When I was younger I used to hate my name, and I didn’t know why. Now I understand that it was because it felt like a burden to those who couldn’t pronounce it.
Thank you mom and dad, specifically mom for giving me a name that is so hard for most to pronounce –a name that’s usually an ice-breaker in conversations. “What a beautiful name!” “What’s your nationality?” I appreciate the compliments. But it’s also a little exhausting to have this conversation every time and to think about how confusing is to be both Krishna and “Krisna” —the way my name is actually supposed to be pronounced in Spanish.

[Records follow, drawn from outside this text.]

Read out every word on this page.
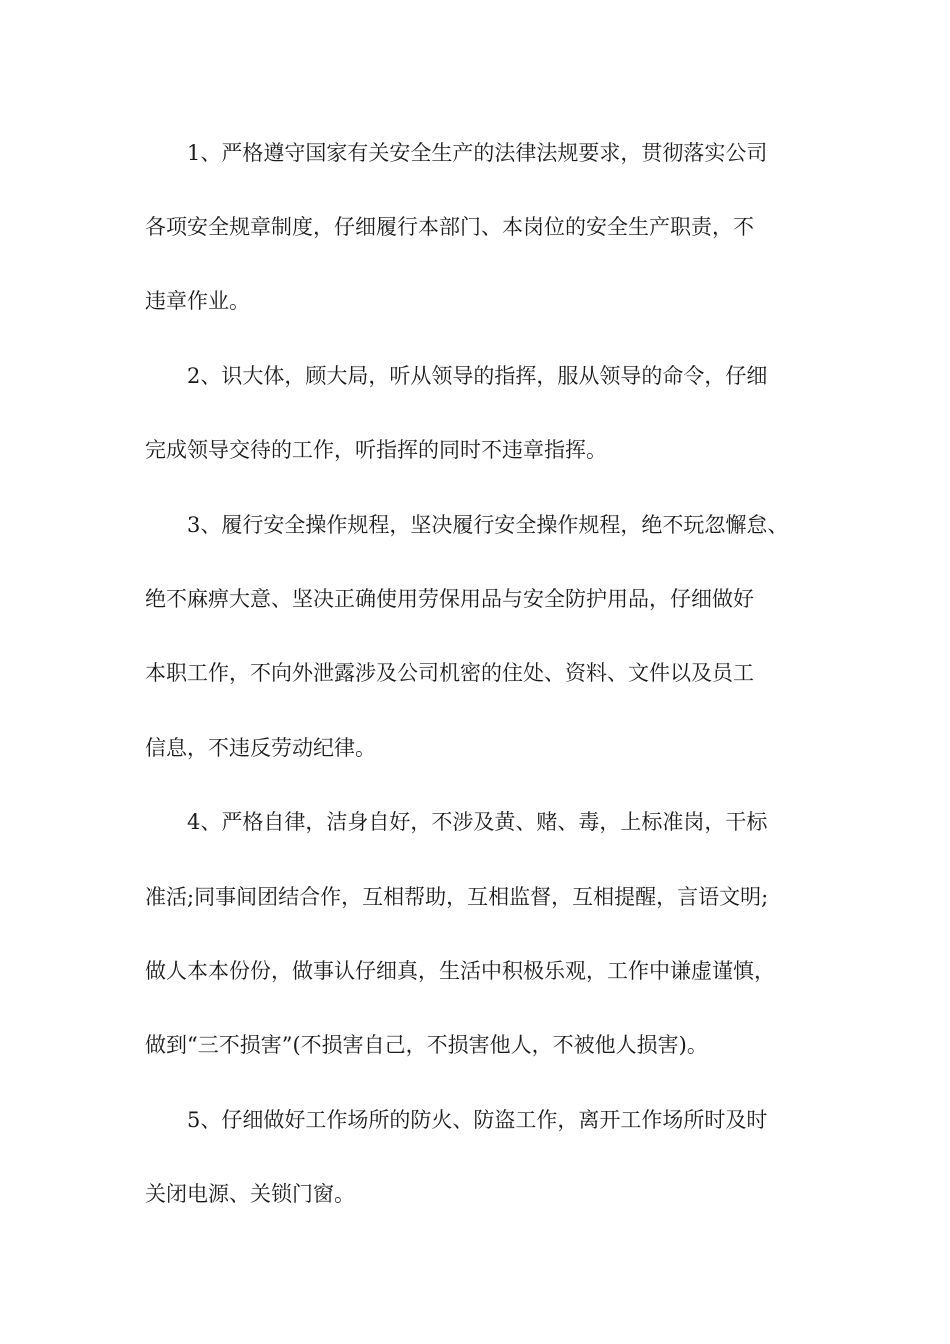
1、严格遵守国家有关安全生产的法律法规要求，贯彻落实公司
各项安全规章制度，仔细履行本部门、本岗位的安全生产职责，不
违章作业。
2、识大体，顾大局，听从领导的指挥，服从领导的命令，仔细
完成领导交待的工作，听指挥的同时不违章指挥。
3、履行安全操作规程，坚决履行安全操作规程，绝不玩忽懈怠、
绝不麻痹大意、坚决正确使用劳保用品与安全防护用品，仔细做好
本职工作，不向外泄露涉及公司机密的住处、资料、文件以及员工
信息，不违反劳动纪律。
4、严格自律，洁身自好，不涉及黄、赌、毒，上标准岗，干标
准活;同事间团结合作，互相帮助，互相监督，互相提醒，言语文明;
做人本本份份，做事认仔细真，生活中积极乐观，工作中谦虚谨慎，
做到“三不损害”(不损害自己，不损害他人，不被他人损害)。
5、仔细做好工作场所的防火、防盗工作，离开工作场所时及时
关闭电源、关锁门窗。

I grew up in Mexico for the first four years of my life. My mom, a sole Spanish-speaker, once read the name “Krishna” in a book. Krishna is the name of a Hindu god. Since in Spanish the letter “H” is silent, my name is actually pronounced “Krisna.” Most who know me don’t know this.
When I was about 5 and I started school in the U.S., my White teacher very matter-of-factly decided to pronounce my name in English as “Krishna.” Being 5, I don’t really remember what it felt like to start having two different names—one at home and one at school. My entire family still calls me “Krisna.” All my friends and colleagues call me Krishna. I’ve mostly adapted to it, but I have always struggled with it.
Sometimes, when I have the energy, I like to explain the duality of my name to people and they’ll ask me—“What pronunciation do you prefer?” My answer is always the Spanish pronunciation –“Krisna.” That’s who I was born and raised as and that’s who I most identify with. But a lot of people can’t pronounce it, so I’ve always given in to what makes others most comfortable. This is has been hard and I don’t want to do it anymore. Many years later, I still resent my pre-K teacher for not honoring the correct pronunciation of my name, and me being 5 years old, not having the voice to correct her.
Sometimes I think about what I’d name my kids. I want to give them a name that my mami and abuelita can pronounce and one that is difficult to pronounce in English so that I can teach them to embrace it and stand up for it. Because I love my name now. I think it’s beautiful.